Briefly, following 30 min of blocking in 2.5% normal horse serum, the sections were incubated overnight at 4 °C with Adnab-9 antibody and control sera. After washings, the sections were incubated with goat anti-mouse IgG antibody followed by treatment with polymer antibody and detection with ImmPACT DAB reagent (Vector Labs). Images were captured for at least five random fields per section using a Nikon Eclipse 80i microscope and DS-Fi2 camera (Nikon Inc., Konan, Minato-ku, Tokyo, Japan).

4.5. Statistics

We utilized online statistics available as the Vassarstats URL (http://vassarstats.net/, accessed on 5 December 2023.) and both ordinal and non-ordinate data were processed, including regression correlations. Proportional data were evaluated for significance via chi-square and statistical difference of means via Student’s t-test. The normality of values was tested using the online Kolmogorov–Smirnov calculator https://www.socscistatistics.com/tests/kolmogorov/, accessed on 5 December 2023. Mann–Whitney nonparametric testing was used depending on the normality distribution. The p-values were considered significant at the <0.05 level, with a power of 80% for the detection of a β value of 0.2 with a two-sided value of α 0.01.

5. Conclusions

This study is one of the longest colorectal cancer studies focused on polyp detection. While there have been longer surveillance studies [46] and even longer polyp studies [47], the latter also lacked a control group and relied on retrospective SEER data.

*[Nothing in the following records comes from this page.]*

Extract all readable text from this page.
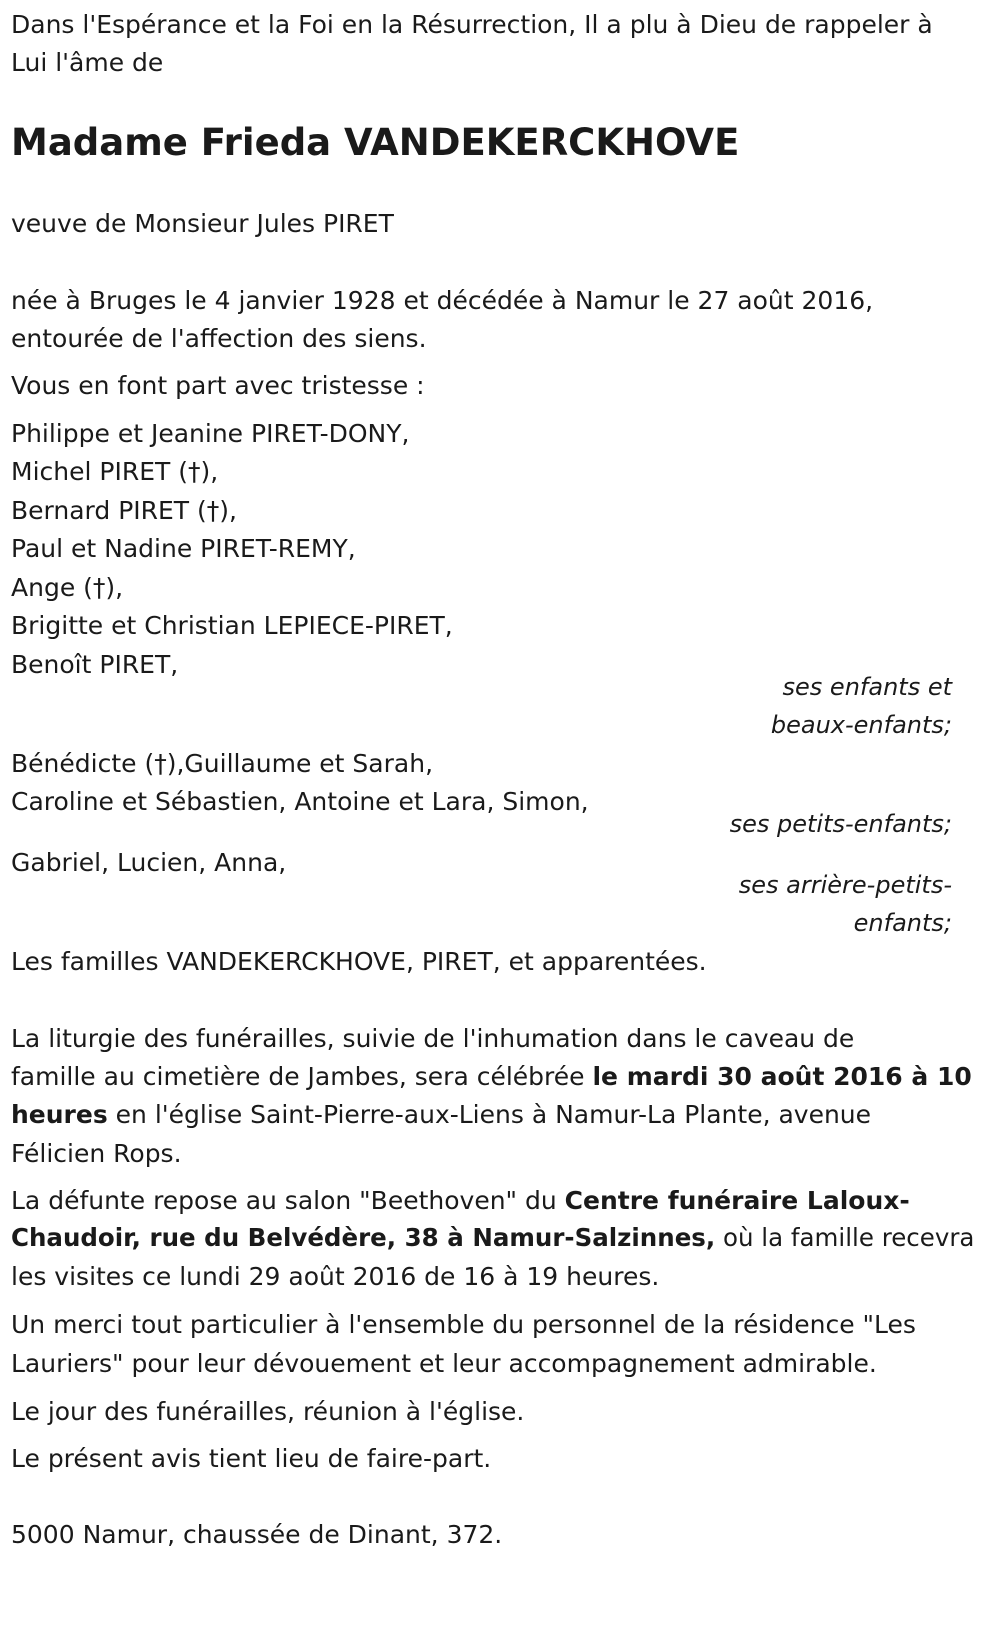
Dans l'Espérance et la Foi en la Résurrection, Il a plu à Dieu de rappeler à
Lui l'âme de
Madame Frieda VANDEKERCKHOVE
veuve de Monsieur Jules PIRET
née à Bruges le 4 janvier 1928 et décédée à Namur le 27 août 2016,
entourée de l'affection des siens.
Vous en font part avec tristesse :
Philippe et Jeanine PIRET-DONY,
Michel PIRET (†),
Bernard PIRET (†),
Paul et Nadine PIRET-REMY,
Ange (†),
Brigitte et Christian LEPIECE-PIRET,
Benoît PIRET,
ses enfants et
beaux-enfants;
Bénédicte (†),Guillaume et Sarah,
Caroline et Sébastien, Antoine et Lara, Simon,
ses petits-enfants;
Gabriel, Lucien, Anna,
ses arrière-petits-
enfants;
Les familles VANDEKERCKHOVE, PIRET, et apparentées.
La liturgie des funérailles, suivie de l'inhumation dans le caveau de
famille au cimetière de Jambes, sera célébrée le mardi 30 août 2016 à 10
heures en l'église Saint-Pierre-aux-Liens à Namur-La Plante, avenue
Félicien Rops.
La défunte repose au salon "Beethoven" du Centre funéraire Laloux-
Chaudoir, rue du Belvédère, 38 à Namur-Salzinnes, où la famille recevra
les visites ce lundi 29 août 2016 de 16 à 19 heures.
Un merci tout particulier à l'ensemble du personnel de la résidence "Les
Lauriers" pour leur dévouement et leur accompagnement admirable.
Le jour des funérailles, réunion à l'église.
Le présent avis tient lieu de faire-part.
5000 Namur, chaussée de Dinant, 372.
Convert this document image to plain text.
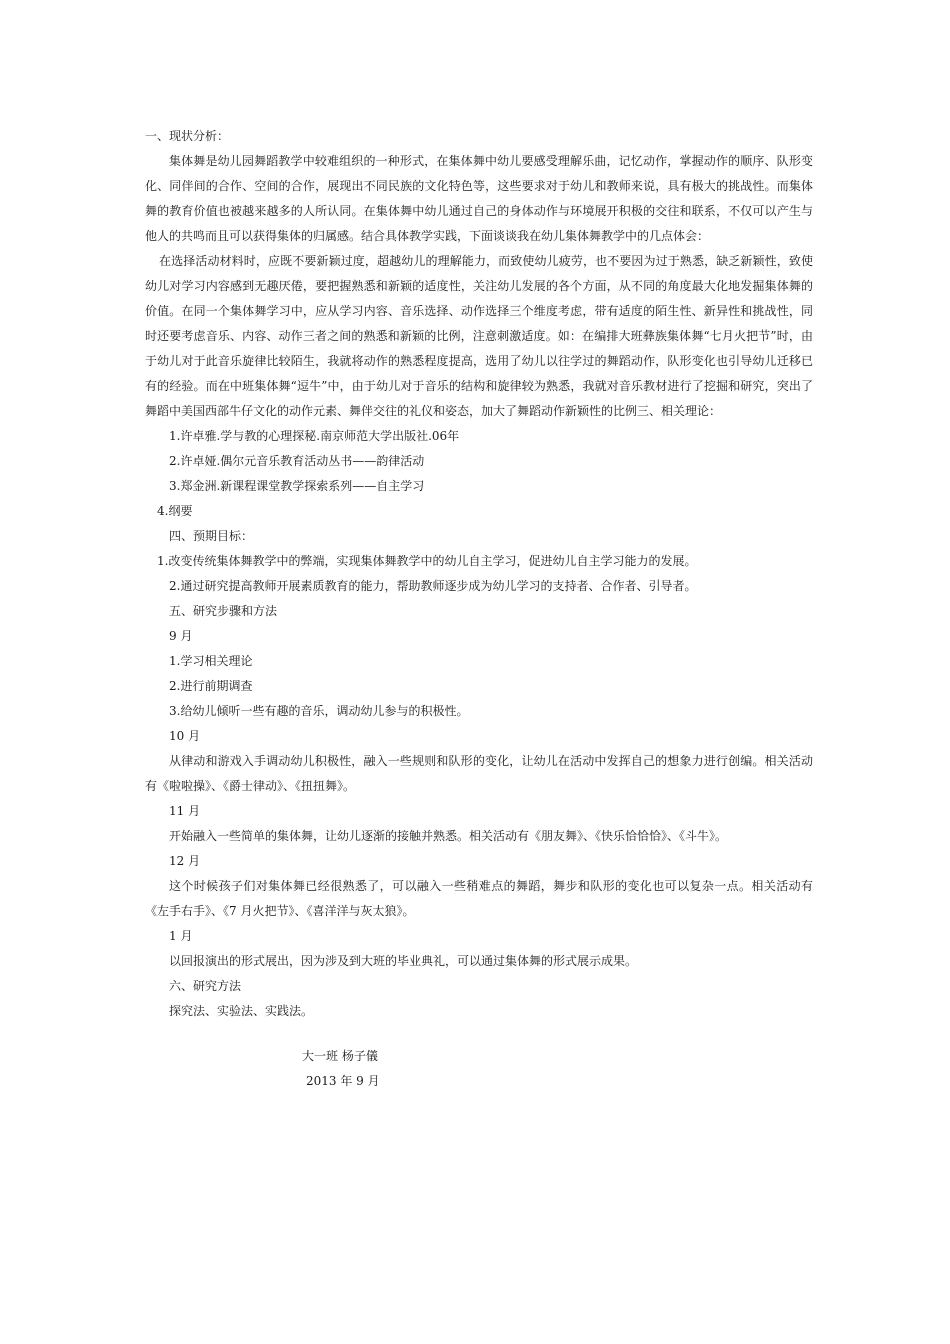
一、现状分析：

集体舞是幼儿园舞蹈教学中较难组织的一种形式，在集体舞中幼儿要感受理解乐曲，记忆动作，掌握动作的顺序、队形变化、同伴间的合作、空间的合作，展现出不同民族的文化特色等，这些要求对于幼儿和教师来说，具有极大的挑战性。而集体舞的教育价值也被越来越多的人所认同。在集体舞中幼儿通过自己的身体动作与环境展开积极的交往和联系，不仅可以产生与他人的共鸣而且可以获得集体的归属感。结合具体教学实践，下面谈谈我在幼儿集体舞教学中的几点体会：

在选择活动材料时，应既不要新颖过度，超越幼儿的理解能力，而致使幼儿疲劳，也不要因为过于熟悉，缺乏新颖性，致使幼儿对学习内容感到无趣厌倦，要把握熟悉和新颖的适度性，关注幼儿发展的各个方面，从不同的角度最大化地发掘集体舞的价值。在同一个集体舞学习中，应从学习内容、音乐选择、动作选择三个维度考虑，带有适度的陌生性、新异性和挑战性，同时还要考虑音乐、内容、动作三者之间的熟悉和新颖的比例，注意刺激适度。如：在编排大班彝族集体舞“七月火把节”时，由于幼儿对于此音乐旋律比较陌生，我就将动作的熟悉程度提高，选用了幼儿以往学过的舞蹈动作，队形变化也引导幼儿迁移已有的经验。而在中班集体舞“逗牛”中，由于幼儿对于音乐的结构和旋律较为熟悉，我就对音乐教材进行了挖掘和研究，突出了舞蹈中美国西部牛仔文化的动作元素、舞伴交往的礼仪和姿态，加大了舞蹈动作新颖性的比例三、相关理论：

1.许卓雅.学与教的心理探秘.南京师范大学出版社.06年

2.许卓娅.偶尔元音乐教育活动丛书——韵律活动

3.郑金洲.新课程课堂教学探索系列——自主学习

4.纲要

四、预期目标：

1.改变传统集体舞教学中的弊端，实现集体舞教学中的幼儿自主学习，促进幼儿自主学习能力的发展。

2.通过研究提高教师开展素质教育的能力，帮助教师逐步成为幼儿学习的支持者、合作者、引导者。

五、研究步骤和方法

9 月

1.学习相关理论

2.进行前期调查

3.给幼儿倾听一些有趣的音乐，调动幼儿参与的积极性。

10 月

从律动和游戏入手调动幼儿积极性，融入一些规则和队形的变化，让幼儿在活动中发挥自己的想象力进行创编。相关活动有《啦啦操》、《爵士律动》、《扭扭舞》。

11 月

开始融入一些简单的集体舞，让幼儿逐渐的接触并熟悉。相关活动有《朋友舞》、《快乐恰恰恰》、《斗牛》。

12 月

这个时候孩子们对集体舞已经很熟悉了，可以融入一些稍难点的舞蹈，舞步和队形的变化也可以复杂一点。相关活动有《左手右手》、《7 月火把节》、《喜洋洋与灰太狼》。

1 月

以回报演出的形式展出，因为涉及到大班的毕业典礼，可以通过集体舞的形式展示成果。

六、研究方法

探究法、实验法、实践法。

大一班 杨子儀
2013 年 9 月
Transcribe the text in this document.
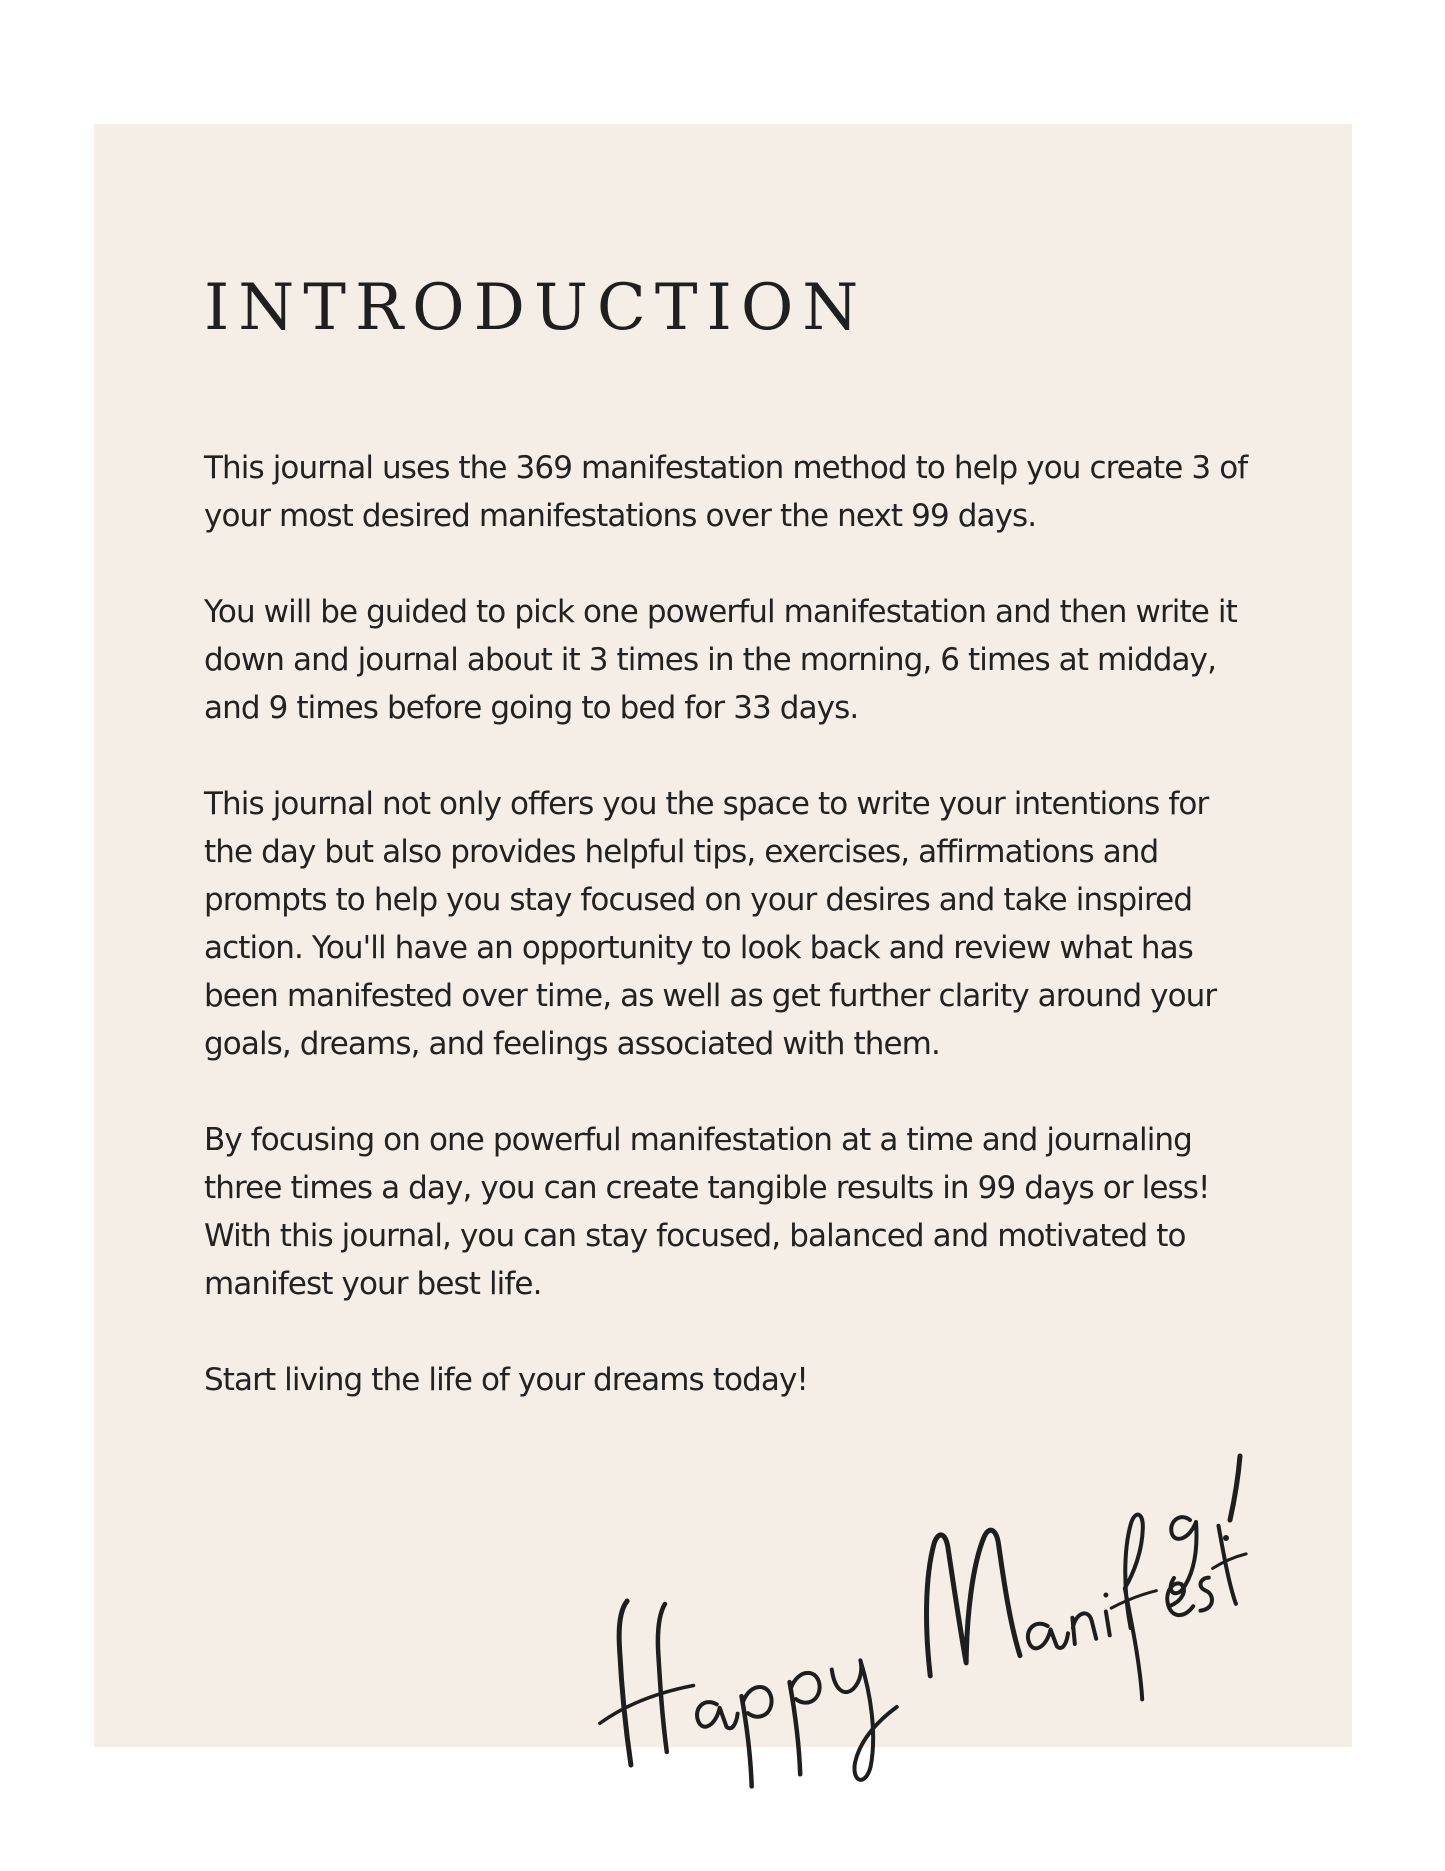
INTRODUCTION

This journal uses the 369 manifestation method to help you create 3 of your most desired manifestations over the next 99 days.

You will be guided to pick one powerful manifestation and then write it down and journal about it 3 times in the morning, 6 times at midday, and 9 times before going to bed for 33 days.

This journal not only offers you the space to write your intentions for the day but also provides helpful tips, exercises, affirmations and prompts to help you stay focused on your desires and take inspired action. You'll have an opportunity to look back and review what has been manifested over time, as well as get further clarity around your goals, dreams, and feelings associated with them.

By focusing on one powerful manifestation at a time and journaling three times a day, you can create tangible results in 99 days or less! With this journal, you can stay focused, balanced and motivated to manifest your best life.

Start living the life of your dreams today!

Our study was entirely prospective and multifaceted with a multiplicity of endpoints. Our veteran partners were involved at the outset and signed petitions were obtained from members of most service organizations calling for a study of this scope and nature. Our partners are our cheerleaders; therefore, without their support, this study would not have been initiated. Whatever we have achieved, they are equal partners and we salute them. We also come away from this study with a greater understanding of the utility of various bodily fluids and colonic distribution of expression of a Paneth cell marker and demographic implications. We share setbacks with predecessor studies such as not having a control group but avoided using external retrospective databases to retain our prospective study attributes. The aforementioned studies definitely helped us to guide the construction of our study tenets and we are most grateful to their authors for their guidance and direction. Naturally, as technology advances, other biomarkers will come to the fore and we mention some for our readers’ interest in References [48,49]. In a relatively recent comprehensive review [50] of IHC staining methods, Adnab-9 was one of 8 other markers selected (p53, β-catenin, COX2, Ki-67, Cyclin D1, Annexin A10, Aldehyde Dehydrogenase Isoform 1A1).